La manipolazione della fotografia, forse, nasce addirittura prima della fotografia stessa; se noi vogliamo entrare in un percorso tortuoso e filosofico, e attenerci ai fatti storici, sin dal 1840 (ovvero più o meno dalla nascita della fotografia, che è una datazione complessa perché non legata ad un solo “inventore” e ad un fatto ben definito) è stato ben evidente che la “riproduzione della realtà” fosse più un modo di dire per descrivere questa tecnica, che non una verità assoluta. Con un elemento ancora più “potente”: se con la pittura è sempre stato evidente che l’artista poteva e può intervenire con la sua fantasia su ogni singolo dettaglio, creando forme e immagini partendo solo dalla propria fantasia, la fotografia è sempre stata considerata appunto una “riproduzione della realtà” e l’occhio e il cervello l’ha sempre quindi interpretata come una realtà oggettiva.

Negli studi della percezione visiva, è apparso evidente, in definitiva, che abbiniamo la pittura ad una narrazione distaccata dalla verità, e la fotografia invece come una testimonianza: c’è la foto, quindi è vero.

Dagli anni ’70 – quindi ben prima della nascita di Photoshop che è la pietra miliare di questa tendenza, presa proprio come riferimento temporale e spartiacque della storia che raccontiamo tra poco – il digitale ha iniziato a creare “nuove realtà”, ancora più forti proprio perché il filtro dell’occhio le ha sempre, per quanto improbabili e assurde, considerate delle testimonianze della realtà. E, prima, veri e propri artigiani della camera oscura hanno lavorato con complessità davvero pazzesche e cura certosina per unire porzioni di immagini, per eliminare o costruire dettagli, per creare immagini ironiche, ma anche impegnative denunce politiche, sociali, economiche. A questi incredibili inventori di realtà alternative è stata dedicata una mostra al Metropolitan Museum of Art di New York che si può visitare fino al 27 gennaio dal titolo; Faking It: Manipulated Photography Before Photoshop, un percorso che mostriamo in alcune immagini che pubblichiamo, che fanno pensare moltissimo al come potevano essere percepite, tanti anni fa: probabilmente come dei pugni nello stomaco, delle bombe esplosive che potevano creare reazioni anche inaspettate. E, al tempo stesso, è incredibile pensare al lavoro che c’era dietro tutto questo: senza timbro clone, senza bacchetta magica per scontornare, tutto era affidato a pennelli (veri), a vernici per opacizzare porzioni delle pellicole, a sovrapposizioni di maschere ortocromatiche negative e positive messe a perfetto registro… tutte tecniche che poi gli ingegneri e i progettisti dei software hanno recuperato, interpretato, tradotto trasformando così l’artigianato in processi digitali.

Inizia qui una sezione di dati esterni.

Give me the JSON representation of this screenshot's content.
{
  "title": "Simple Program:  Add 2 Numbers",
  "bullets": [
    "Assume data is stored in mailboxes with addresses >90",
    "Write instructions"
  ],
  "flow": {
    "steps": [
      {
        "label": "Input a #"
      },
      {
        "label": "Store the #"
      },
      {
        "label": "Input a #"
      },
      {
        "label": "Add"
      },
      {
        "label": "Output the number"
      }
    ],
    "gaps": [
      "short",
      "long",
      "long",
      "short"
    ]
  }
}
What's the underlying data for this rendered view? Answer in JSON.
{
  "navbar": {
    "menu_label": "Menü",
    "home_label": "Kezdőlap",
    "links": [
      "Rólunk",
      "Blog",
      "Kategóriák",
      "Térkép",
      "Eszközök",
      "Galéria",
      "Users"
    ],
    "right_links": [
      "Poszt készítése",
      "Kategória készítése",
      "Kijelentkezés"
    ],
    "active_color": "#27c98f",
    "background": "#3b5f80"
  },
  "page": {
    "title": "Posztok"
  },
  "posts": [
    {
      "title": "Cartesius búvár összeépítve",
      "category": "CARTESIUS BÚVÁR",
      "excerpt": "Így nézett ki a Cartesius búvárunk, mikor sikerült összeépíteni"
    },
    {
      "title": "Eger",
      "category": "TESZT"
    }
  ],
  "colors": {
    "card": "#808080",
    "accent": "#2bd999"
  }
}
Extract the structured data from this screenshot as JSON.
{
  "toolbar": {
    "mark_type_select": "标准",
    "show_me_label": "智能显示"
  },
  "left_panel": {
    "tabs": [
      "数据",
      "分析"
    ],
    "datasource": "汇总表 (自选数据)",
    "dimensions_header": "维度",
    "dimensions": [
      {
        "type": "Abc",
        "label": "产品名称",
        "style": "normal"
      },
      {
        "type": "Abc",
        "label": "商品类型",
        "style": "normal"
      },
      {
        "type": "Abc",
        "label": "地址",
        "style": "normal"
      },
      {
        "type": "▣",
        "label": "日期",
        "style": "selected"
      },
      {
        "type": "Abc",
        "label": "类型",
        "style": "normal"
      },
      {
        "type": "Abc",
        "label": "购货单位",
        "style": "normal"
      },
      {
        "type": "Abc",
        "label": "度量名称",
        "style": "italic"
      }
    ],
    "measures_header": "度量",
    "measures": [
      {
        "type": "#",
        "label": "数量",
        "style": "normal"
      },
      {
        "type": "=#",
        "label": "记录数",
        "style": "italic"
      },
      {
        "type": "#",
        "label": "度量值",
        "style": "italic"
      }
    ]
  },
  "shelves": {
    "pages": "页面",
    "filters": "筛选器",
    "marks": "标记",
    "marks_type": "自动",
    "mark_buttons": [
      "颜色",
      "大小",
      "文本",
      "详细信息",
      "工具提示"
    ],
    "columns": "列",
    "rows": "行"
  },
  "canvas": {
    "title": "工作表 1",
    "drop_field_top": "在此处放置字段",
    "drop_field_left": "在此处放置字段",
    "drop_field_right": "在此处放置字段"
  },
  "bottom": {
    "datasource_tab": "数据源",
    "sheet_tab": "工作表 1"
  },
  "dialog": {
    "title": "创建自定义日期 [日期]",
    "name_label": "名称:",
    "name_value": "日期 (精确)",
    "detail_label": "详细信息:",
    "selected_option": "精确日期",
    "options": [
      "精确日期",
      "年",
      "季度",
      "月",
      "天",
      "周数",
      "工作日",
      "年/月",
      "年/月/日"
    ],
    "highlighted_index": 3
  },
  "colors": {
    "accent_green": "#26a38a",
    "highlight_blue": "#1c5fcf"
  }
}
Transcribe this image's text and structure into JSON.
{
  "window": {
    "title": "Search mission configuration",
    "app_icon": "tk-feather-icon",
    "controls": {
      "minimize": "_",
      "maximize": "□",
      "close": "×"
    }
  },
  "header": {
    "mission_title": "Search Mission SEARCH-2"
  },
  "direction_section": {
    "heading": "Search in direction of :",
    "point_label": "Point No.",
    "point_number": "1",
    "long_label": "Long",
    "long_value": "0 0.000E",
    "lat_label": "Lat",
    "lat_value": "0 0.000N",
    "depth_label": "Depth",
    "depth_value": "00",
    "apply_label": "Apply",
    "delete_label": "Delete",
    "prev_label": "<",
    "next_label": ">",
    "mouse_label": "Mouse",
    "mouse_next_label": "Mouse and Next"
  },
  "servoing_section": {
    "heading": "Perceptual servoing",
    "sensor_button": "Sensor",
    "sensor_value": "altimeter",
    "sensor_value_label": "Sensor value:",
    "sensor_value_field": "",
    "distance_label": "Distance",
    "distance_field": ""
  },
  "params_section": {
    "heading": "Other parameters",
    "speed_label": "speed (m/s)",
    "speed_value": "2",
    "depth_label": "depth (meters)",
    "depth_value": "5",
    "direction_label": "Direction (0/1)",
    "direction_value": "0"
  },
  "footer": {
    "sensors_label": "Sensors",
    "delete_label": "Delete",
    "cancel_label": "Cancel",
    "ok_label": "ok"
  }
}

Oggi siamo abituati, non solo ad ogni tipo di elaborazione, ma specialmente ad un bombardamento di immagini in ogni angolo. Il numero di immagini che passano davanti ai nostri occhi in una giornata sono probabilmente superiori a quelle dell’intera vita di una persona dello scorso secolo. E se, ancora oggi, abbiamo difficoltà ad accettare che quello che “vediamo” possa non essere “vero”, figuriamoci 100 o 150 anni fa… C’è una grande responsabilità storica, in queste immagini, che non sono semplici “effetti speciali”, e nemmeno sperimentazione creativa: sono forse – meglio di tante altre – l’essenza del potere dell’immagine fotografica, che ha condizionato, e continua a condizionare, la vita dei due ultimi secoli. I fotografi moderni spesso dedicano poca attenzione e rispetto al ruolo che svolgono di narratori e di persone in grado di influenzare la collettività. Questa mostra, queste immagini, ci (ri)portano indietro, ma ci fanno andare anche avanti. Con o senza Photoshop, alla fine per simulare e creare “false realtà” non solo non serve un software, basta la mente umana e la sua capacità di manipolare ogni cosa (prima di tutto, la mente degli altri).